English    Türkçe    فارسی   

5
1207-1231

  • Gönlü perişan aşığın gönlünde hasetler baş gösterir. Var olan, yoku bu çeşit güçlüklere sokar, böyle mecbur eder.
  • Herkesten ziyade merhametli, esirgeyici olan şu kadınlar yok mu? Öyle olduğu halde iki ortak hasetten birbirini yer.
  • Taş yürekli erkekleri düşün, artık haset yüzünden onlar da ne hale düşerler, bir kıyas et.

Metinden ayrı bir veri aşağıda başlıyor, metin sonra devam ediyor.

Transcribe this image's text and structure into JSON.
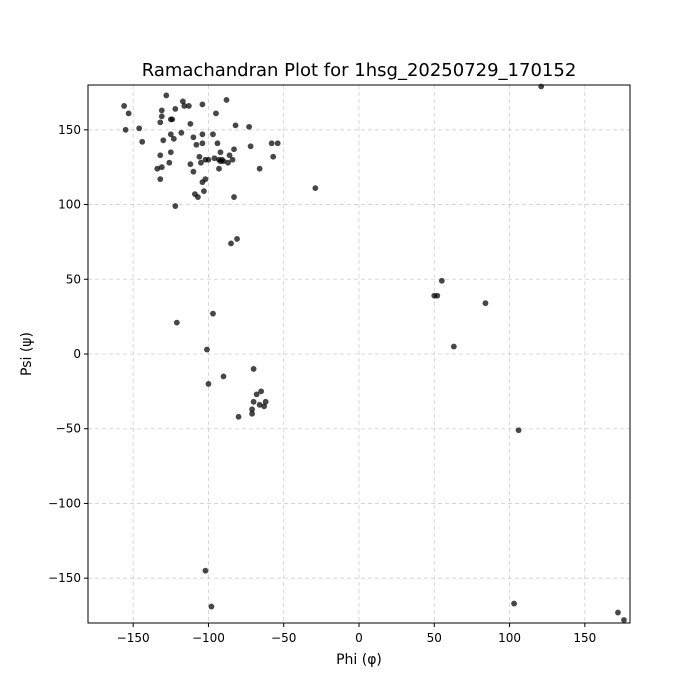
{
  "chart_data": {
    "type": "scatter",
    "title": "Ramachandran Plot for 1hsg_20250729_170152",
    "xlabel": "Phi (φ)",
    "ylabel": "Psi (ψ)",
    "xlim": [
      -180,
      180
    ],
    "ylim": [
      -180,
      180
    ],
    "xticks": [
      -150,
      -100,
      -50,
      0,
      50,
      100,
      150
    ],
    "yticks": [
      -150,
      -100,
      -50,
      0,
      50,
      100,
      150
    ],
    "xtick_labels": [
      "−150",
      "−100",
      "−50",
      "0",
      "50",
      "100",
      "150"
    ],
    "ytick_labels": [
      "−150",
      "−100",
      "−50",
      "0",
      "50",
      "100",
      "150"
    ],
    "grid": true,
    "marker_color": "#000000",
    "series": [
      {
        "points": [
          [
            -156,
            166
          ],
          [
            -155,
            150
          ],
          [
            -153,
            161
          ],
          [
            -146,
            151
          ],
          [
            -144,
            142
          ],
          [
            -134,
            124
          ],
          [
            -132,
            155
          ],
          [
            -132,
            133
          ],
          [
            -132,
            117
          ],
          [
            -131,
            163
          ],
          [
            -131,
            159
          ],
          [
            -131,
            125
          ],
          [
            -130,
            143
          ],
          [
            -128,
            173
          ],
          [
            -126,
            128
          ],
          [
            -125,
            157
          ],
          [
            -125,
            147
          ],
          [
            -125,
            135
          ],
          [
            -124,
            157
          ],
          [
            -123,
            144
          ],
          [
            -122,
            164
          ],
          [
            -122,
            99
          ],
          [
            -121,
            21
          ],
          [
            -118,
            148
          ],
          [
            -117,
            169
          ],
          [
            -116,
            166
          ],
          [
            -113,
            166
          ],
          [
            -112,
            154
          ],
          [
            -112,
            127
          ],
          [
            -110,
            145
          ],
          [
            -110,
            122
          ],
          [
            -109,
            107
          ],
          [
            -108,
            140
          ],
          [
            -107,
            105
          ],
          [
            -106,
            132
          ],
          [
            -105,
            128
          ],
          [
            -104,
            141
          ],
          [
            -104,
            147
          ],
          [
            -104,
            167
          ],
          [
            -104,
            115
          ],
          [
            -103,
            109
          ],
          [
            -102,
            130
          ],
          [
            -102,
            117
          ],
          [
            -102,
            -145
          ],
          [
            -101,
            3
          ],
          [
            -100,
            130
          ],
          [
            -100,
            -20
          ],
          [
            -98,
            -169
          ],
          [
            -97,
            147
          ],
          [
            -97,
            27
          ],
          [
            -96,
            131
          ],
          [
            -95,
            161
          ],
          [
            -94,
            141
          ],
          [
            -93,
            130
          ],
          [
            -93,
            124
          ],
          [
            -92,
            129
          ],
          [
            -92,
            135
          ],
          [
            -91,
            130
          ],
          [
            -90,
            129
          ],
          [
            -90,
            -15
          ],
          [
            -88,
            170
          ],
          [
            -87,
            128
          ],
          [
            -86,
            133
          ],
          [
            -85,
            74
          ],
          [
            -84,
            130
          ],
          [
            -83,
            105
          ],
          [
            -83,
            137
          ],
          [
            -82,
            153
          ],
          [
            -81,
            77
          ],
          [
            -80,
            -42
          ],
          [
            -73,
            152
          ],
          [
            -72,
            139
          ],
          [
            -71,
            -40
          ],
          [
            -71,
            -37
          ],
          [
            -70,
            -32
          ],
          [
            -70,
            -10
          ],
          [
            -68,
            -27
          ],
          [
            -66,
            124
          ],
          [
            -66,
            -34
          ],
          [
            -65,
            -25
          ],
          [
            -63,
            -35
          ],
          [
            -62,
            -32
          ],
          [
            -58,
            141
          ],
          [
            -57,
            132
          ],
          [
            -54,
            141
          ],
          [
            -29,
            111
          ],
          [
            50,
            39
          ],
          [
            52,
            39
          ],
          [
            55,
            49
          ],
          [
            63,
            5
          ],
          [
            84,
            34
          ],
          [
            103,
            -167
          ],
          [
            106,
            -51
          ],
          [
            121,
            179
          ],
          [
            172,
            -173
          ],
          [
            176,
            -178
          ]
        ]
      }
    ]
  }
}
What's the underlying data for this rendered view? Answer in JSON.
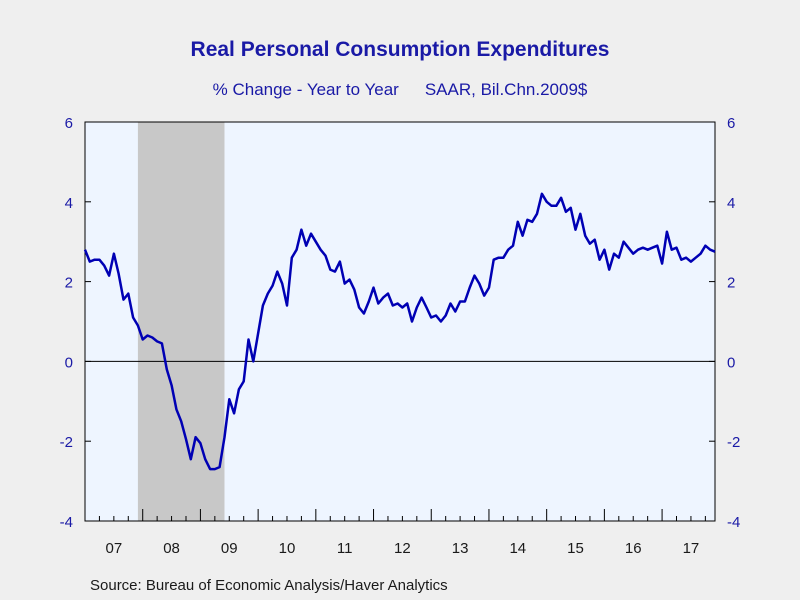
{
  "chart_data": {
    "type": "line",
    "title": "Real Personal Consumption Expenditures",
    "subtitle_left": "% Change - Year to Year",
    "subtitle_right": "SAAR, Bil.Chn.2009$",
    "source": "Source:  Bureau of Economic Analysis/Haver Analytics",
    "xlabel": "",
    "ylabel": "",
    "ylim": [
      -4,
      6
    ],
    "yticks": [
      -4,
      -2,
      0,
      2,
      4,
      6
    ],
    "xlim": [
      2007.0,
      2017.917
    ],
    "x_tick_labels": [
      "07",
      "08",
      "09",
      "10",
      "11",
      "12",
      "13",
      "14",
      "15",
      "16",
      "17"
    ],
    "recession_shading": [
      2007.917,
      2009.417
    ],
    "zero_line": true,
    "grid": false,
    "colors": {
      "line": "#0000b4",
      "recession": "#c8c8c8",
      "plot_bg": "#eef5ff",
      "text": "#1a1aa6"
    },
    "series": [
      {
        "x": [
          2007.0,
          2007.083,
          2007.167,
          2007.25,
          2007.333,
          2007.417,
          2007.5,
          2007.583,
          2007.667,
          2007.75,
          2007.833,
          2007.917,
          2008.0,
          2008.083,
          2008.167,
          2008.25,
          2008.333,
          2008.417,
          2008.5,
          2008.583,
          2008.667,
          2008.75,
          2008.833,
          2008.917,
          2009.0,
          2009.083,
          2009.167,
          2009.25,
          2009.333,
          2009.417,
          2009.5,
          2009.583,
          2009.667,
          2009.75,
          2009.833,
          2009.917,
          2010.0,
          2010.083,
          2010.167,
          2010.25,
          2010.333,
          2010.417,
          2010.5,
          2010.583,
          2010.667,
          2010.75,
          2010.833,
          2010.917,
          2011.0,
          2011.083,
          2011.167,
          2011.25,
          2011.333,
          2011.417,
          2011.5,
          2011.583,
          2011.667,
          2011.75,
          2011.833,
          2011.917,
          2012.0,
          2012.083,
          2012.167,
          2012.25,
          2012.333,
          2012.417,
          2012.5,
          2012.583,
          2012.667,
          2012.75,
          2012.833,
          2012.917,
          2013.0,
          2013.083,
          2013.167,
          2013.25,
          2013.333,
          2013.417,
          2013.5,
          2013.583,
          2013.667,
          2013.75,
          2013.833,
          2013.917,
          2014.0,
          2014.083,
          2014.167,
          2014.25,
          2014.333,
          2014.417,
          2014.5,
          2014.583,
          2014.667,
          2014.75,
          2014.833,
          2014.917,
          2015.0,
          2015.083,
          2015.167,
          2015.25,
          2015.333,
          2015.417,
          2015.5,
          2015.583,
          2015.667,
          2015.75,
          2015.833,
          2015.917,
          2016.0,
          2016.083,
          2016.167,
          2016.25,
          2016.333,
          2016.417,
          2016.5,
          2016.583,
          2016.667,
          2016.75,
          2016.833,
          2016.917,
          2017.0,
          2017.083,
          2017.167,
          2017.25,
          2017.333,
          2017.417,
          2017.5,
          2017.583,
          2017.667,
          2017.75,
          2017.833,
          2017.917
        ],
        "values": [
          2.8,
          2.5,
          2.55,
          2.55,
          2.4,
          2.15,
          2.7,
          2.2,
          1.55,
          1.7,
          1.1,
          0.9,
          0.55,
          0.65,
          0.6,
          0.5,
          0.45,
          -0.2,
          -0.6,
          -1.2,
          -1.5,
          -1.95,
          -2.45,
          -1.9,
          -2.05,
          -2.45,
          -2.7,
          -2.7,
          -2.65,
          -1.9,
          -0.95,
          -1.3,
          -0.7,
          -0.5,
          0.55,
          0.0,
          0.7,
          1.4,
          1.7,
          1.9,
          2.25,
          1.95,
          1.4,
          2.6,
          2.8,
          3.3,
          2.9,
          3.2,
          3.0,
          2.8,
          2.65,
          2.3,
          2.25,
          2.5,
          1.95,
          2.05,
          1.8,
          1.35,
          1.2,
          1.5,
          1.85,
          1.45,
          1.6,
          1.7,
          1.4,
          1.45,
          1.35,
          1.45,
          1.0,
          1.35,
          1.6,
          1.35,
          1.1,
          1.15,
          1.0,
          1.15,
          1.45,
          1.25,
          1.5,
          1.5,
          1.85,
          2.15,
          1.95,
          1.65,
          1.85,
          2.55,
          2.6,
          2.6,
          2.8,
          2.9,
          3.5,
          3.15,
          3.55,
          3.5,
          3.7,
          4.2,
          4.0,
          3.9,
          3.9,
          4.1,
          3.75,
          3.85,
          3.3,
          3.7,
          3.15,
          2.95,
          3.05,
          2.55,
          2.8,
          2.3,
          2.7,
          2.6,
          3.0,
          2.85,
          2.7,
          2.8,
          2.85,
          2.8,
          2.85,
          2.9,
          2.45,
          3.25,
          2.8,
          2.85,
          2.55,
          2.6,
          2.5,
          2.6,
          2.7,
          2.9,
          2.8,
          2.75
        ]
      }
    ]
  }
}
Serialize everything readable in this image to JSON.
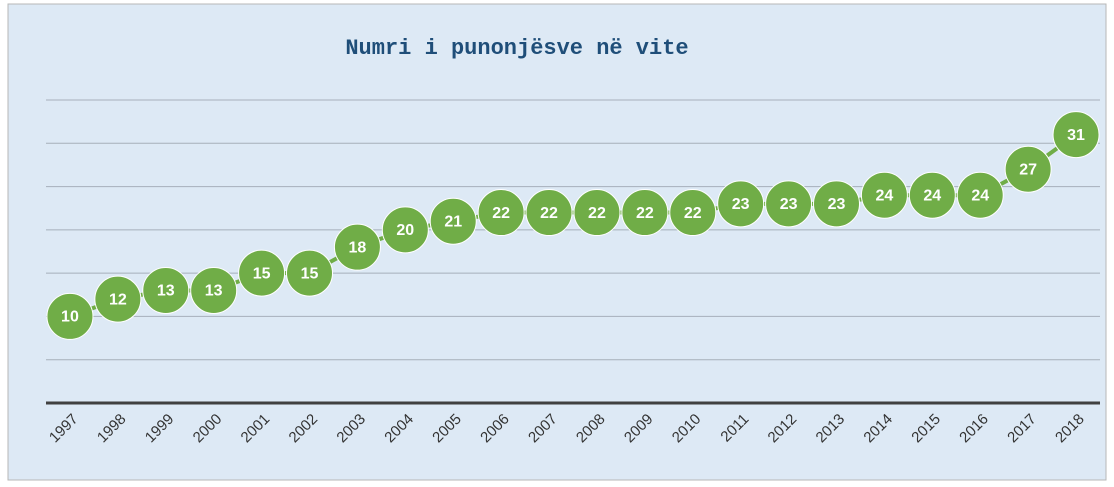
{
  "chart_data": {
    "type": "line",
    "title": "Numri i punonjësve në vite",
    "categories": [
      "1997",
      "1998",
      "1999",
      "2000",
      "2001",
      "2002",
      "2003",
      "2004",
      "2005",
      "2006",
      "2007",
      "2008",
      "2009",
      "2010",
      "2011",
      "2012",
      "2013",
      "2014",
      "2015",
      "2016",
      "2017",
      "2018"
    ],
    "values": [
      10,
      12,
      13,
      13,
      15,
      15,
      18,
      20,
      21,
      22,
      22,
      22,
      22,
      22,
      23,
      23,
      23,
      24,
      24,
      24,
      27,
      31
    ],
    "color": "#70ad47",
    "ylim": [
      0,
      35
    ],
    "yticks": [
      0,
      5,
      10,
      15,
      20,
      25,
      30,
      35
    ],
    "grid": true
  }
}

  • Şeriat, latif afsun okumasaydı herkes, düşmanının bedenini yırtar, paramparça ederdi. 1210
  • Şeriat şerri def etmek için bir rey kullanır, Şeytanı delil şişesi içine hapseder.
  • Boşboğaz Şeytanı, tanıkla, yeminle, aht’e yemininden dönmesinden ilzam ederde Şeytan bu suretle şişeye girer.
  • Şeriat iki zıttı hoşnut eden bir teraziye benzer. Alayla doğruyu bir araya getirir.
  • Şeriat, bil ki kileye teraziye benzer. Onun sebebi ile iki düşman da savaştan kinden kurtulur.
  • Terazi olmasa o düşman, ziyan ettiğini, hileye uğradığını vehim etmeden nasıl kurtulurdu? 1215
  • Şu halde şu vefasız pis dünyada ne varsa hep hasettir, hep düşmandır, hep cefadır.
  • Dünya böyle olunca artık devlet ve ikbale erişme hususunda cinler ve insanlar, nasıl hasede düşerler, düşün!
  • Zaten o şeytanlar, eski hasetçilerdir. Bir an bile yol kesmeden vazgeçmezler.
  • İsyan tohumunu eken Ademoğulluları da haset yüzünden şeytan olmuşlardır.
  • Kuran’ı oku da bak. İnsan şeytanları da, Tanrı’nın çarpmasıyla Şeytan cinsinden olmuşlardır. 1220
  • Şeytan birisini kandırma da aciz oldu mu bu çeşit insanlardan yardım ister.
  • Siz dostsunuz, bize dostlukta bulunan, bizdensiniz, bizim tarafımızı tutun derler.
  • Alemde birisinin yolunu kestiler, birini azdırıp yoldan çıkardılar mı iki cinsten olan şeytanlar da sevinirler.
  • Birisi imanla can verdi, dinde mertebesi yüceldi mi iki bölük de feryada, ağlayıp bağırmaya koyulur.
  • Bir edep sahibi birisine akıl verdi, onu doğru yola getirdi mi iki bölük de dişlerini çiğnemeye hayıflanmaya başlarlar. 1225
  • Padişahın, peygamberlik davasına kalkışan kişiye “Doğru peygamber olan, adama ne bağışlar, yahut kendisiyle görüşen ve ona hizmet eden kişiler, dille verilen öğütten başka ondan ne ihsan elde ederler?” diye sorması
  • Padişah söyle bakalım bari, vahiy nedir, yahut da peygamber olan, ne elde eder? Diye sordu.
  • Adam dedi ki: Ne vardır ki peygamber, onu elde etmesin, yahut ne devlet kalmıştır ki peygamber ona ulaşmış bulunmasın?
  • Tutalım ki bu peygambere gelen vahiy, Tanrı sırlarının hazinesi değil, bal arısının gönlüne gelen vahiyden de aşağı değil ya.
  • “Tanrı bal arısına vahiy etti” ayetine gelince onun vahiy evi tatlılarla doldu.
  • O yüce ve ulu Tanrı’nın vahiy nuru ile alemi mum ve balla doldurdu. 1230
  • Bense insanım, hakkımda “Biz onu ululadık” dendi. İnsan yücelere gitmede. Artık insana olan vahiy nasıl olur da arıya gelen vahiyden aşağı olur?